Her story isn’t uncommon in Minnesota, Sara Nelson-Pallmeyer, executive director of Exodus Lending, told the House Jobs and Economic Development Finance Division Tuesday.

Payday loans are designed to trap people in a cycle of “debt and indebtedness,” but Exodus Lending helps people, like Juliette, escape and get back on their feet, Rep. Jim Davnie (DFL-Mpls) said.

Davnie sponsors HF367 that would appropriate $100,000 in Fiscal Year 2020 to provide the nonprofit with grant funding to support its program. The bill was held over for possible inclusion in an omnibus bill. It does not have a Senate companion.

Payday loans are marketed as “quick-fix solutions” to financial emergencies and usually range from $200 to $500, but people are almost always forced to take out additional loans to cover the high interest rates. Many have to take out five to eight additional loans to cover the expenses incurred by their initial loan and, on average, borrowers pay more than four times the amount of their loan in interest, Nelson-Pallmeyer said.

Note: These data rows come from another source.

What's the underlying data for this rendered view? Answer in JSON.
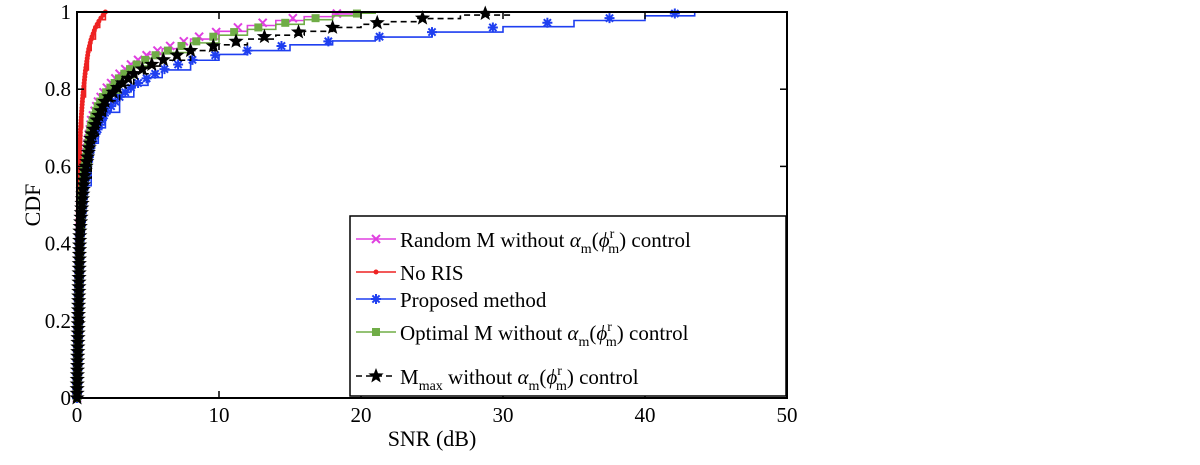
{
  "chart_data": {
    "type": "line",
    "title": "",
    "xlabel": "SNR (dB)",
    "ylabel": "CDF",
    "xlim": [
      0,
      50
    ],
    "ylim": [
      0,
      1
    ],
    "xticks": [
      "0",
      "10",
      "20",
      "30",
      "40",
      "50"
    ],
    "yticks": [
      "0",
      "0.2",
      "0.4",
      "0.6",
      "0.8",
      "1"
    ],
    "grid": false,
    "legend_placement": "bottom-right",
    "series": [
      {
        "name": "Random M without α_m(φ_m^r) control",
        "legend": {
          "pre": "Random M without ",
          "alpha": "α",
          "m1": "m",
          "phi": "ϕ",
          "r": "r",
          "m2": "m",
          "post": " control"
        },
        "color": "#e040e0",
        "marker": "x",
        "tail": 19.5,
        "x": [
          0,
          0.2,
          0.5,
          1,
          1.5,
          2,
          3,
          4,
          5,
          6,
          8,
          10,
          12,
          14,
          16,
          18,
          19.5
        ],
        "y": [
          0,
          0.45,
          0.6,
          0.72,
          0.77,
          0.8,
          0.84,
          0.87,
          0.89,
          0.905,
          0.93,
          0.95,
          0.965,
          0.978,
          0.988,
          0.995,
          1.0
        ]
      },
      {
        "name": "No RIS",
        "legend": {
          "pre": "No RIS"
        },
        "color": "#ee2222",
        "marker": "dot",
        "tail": 2.0,
        "x": [
          0,
          0.1,
          0.25,
          0.4,
          0.6,
          0.8,
          1.0,
          1.3,
          1.6,
          2.0
        ],
        "y": [
          0,
          0.55,
          0.7,
          0.78,
          0.85,
          0.9,
          0.93,
          0.96,
          0.98,
          1.0
        ]
      },
      {
        "name": "Proposed method",
        "legend": {
          "pre": "Proposed method"
        },
        "color": "#1f3ff0",
        "marker": "asterisk",
        "tail": 43.5,
        "x": [
          0,
          0.2,
          0.5,
          1,
          1.5,
          2,
          3,
          4,
          5,
          6,
          8,
          10,
          12,
          15,
          18,
          21,
          25,
          30,
          35,
          40,
          43.5
        ],
        "y": [
          0,
          0.42,
          0.55,
          0.66,
          0.7,
          0.74,
          0.78,
          0.81,
          0.83,
          0.85,
          0.875,
          0.89,
          0.9,
          0.915,
          0.925,
          0.935,
          0.948,
          0.962,
          0.978,
          0.99,
          1.0
        ]
      },
      {
        "name": "Optimal M without α_m(φ_m^r) control",
        "legend": {
          "pre": "Optimal M without  ",
          "alpha": "α",
          "m1": "m",
          "phi": "ϕ",
          "r": "r",
          "m2": "m",
          "post": " control"
        },
        "color": "#70ad47",
        "marker": "square",
        "tail": 21.0,
        "x": [
          0,
          0.2,
          0.5,
          1,
          1.5,
          2,
          3,
          4,
          5,
          6,
          8,
          10,
          12,
          14,
          16,
          18,
          20,
          21
        ],
        "y": [
          0,
          0.44,
          0.59,
          0.71,
          0.76,
          0.79,
          0.83,
          0.86,
          0.88,
          0.895,
          0.92,
          0.94,
          0.955,
          0.968,
          0.98,
          0.99,
          0.997,
          1.0
        ]
      },
      {
        "name": "M_max without α_m(φ_m^r) control",
        "legend": {
          "pre": "M",
          "sub": "max",
          "mid": " without  ",
          "alpha": "α",
          "m1": "m",
          "phi": "ϕ",
          "r": "r",
          "m2": "m",
          "post": " control"
        },
        "color": "#000000",
        "marker": "star",
        "dashed": true,
        "tail": 30.5,
        "x": [
          0,
          0.2,
          0.5,
          1,
          1.5,
          2,
          3,
          4,
          5,
          6,
          8,
          10,
          12,
          14,
          16,
          18,
          20,
          22,
          24,
          27,
          30.5
        ],
        "y": [
          0,
          0.43,
          0.57,
          0.68,
          0.73,
          0.77,
          0.81,
          0.84,
          0.86,
          0.875,
          0.9,
          0.915,
          0.93,
          0.94,
          0.95,
          0.96,
          0.968,
          0.975,
          0.983,
          0.992,
          1.0
        ]
      }
    ]
  }
}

In 2017, more than 330,000 payday loans were issued to Minnesota borrowers, costing them nearly $10 million in interest and fees – money that could have gone to groceries, rent, utilities, child care, gas, or other necessities, she said.

Exodus Lending helps people by paying off their payday loans upfront and allowing them to pay off the debt in interest-free monthly installments over a 12-month period. Clients are also provided with financial counseling to help them get back on their feet, Nelson-Pallmeyer said.

State funding would help Exodus Lending increase its capacity through additional staffing, expand outreach in areas including Blue Earth, Olmstead, and Stearns counties, and begin reporting their participants’ payment histories to help improve their credit scores, she said.

Exodus Lending began offering loans to clients from across the state in 2015 and worked with 54 new participants in 2017 and 100 in 2018. They have already taken on 17 new clients this year, Nelson-Pallmeyer said.

“A handful” of program participants may came back to Exodus Lending for help a year or two after paying off their loans, but most don’t return to payday lenders, she said.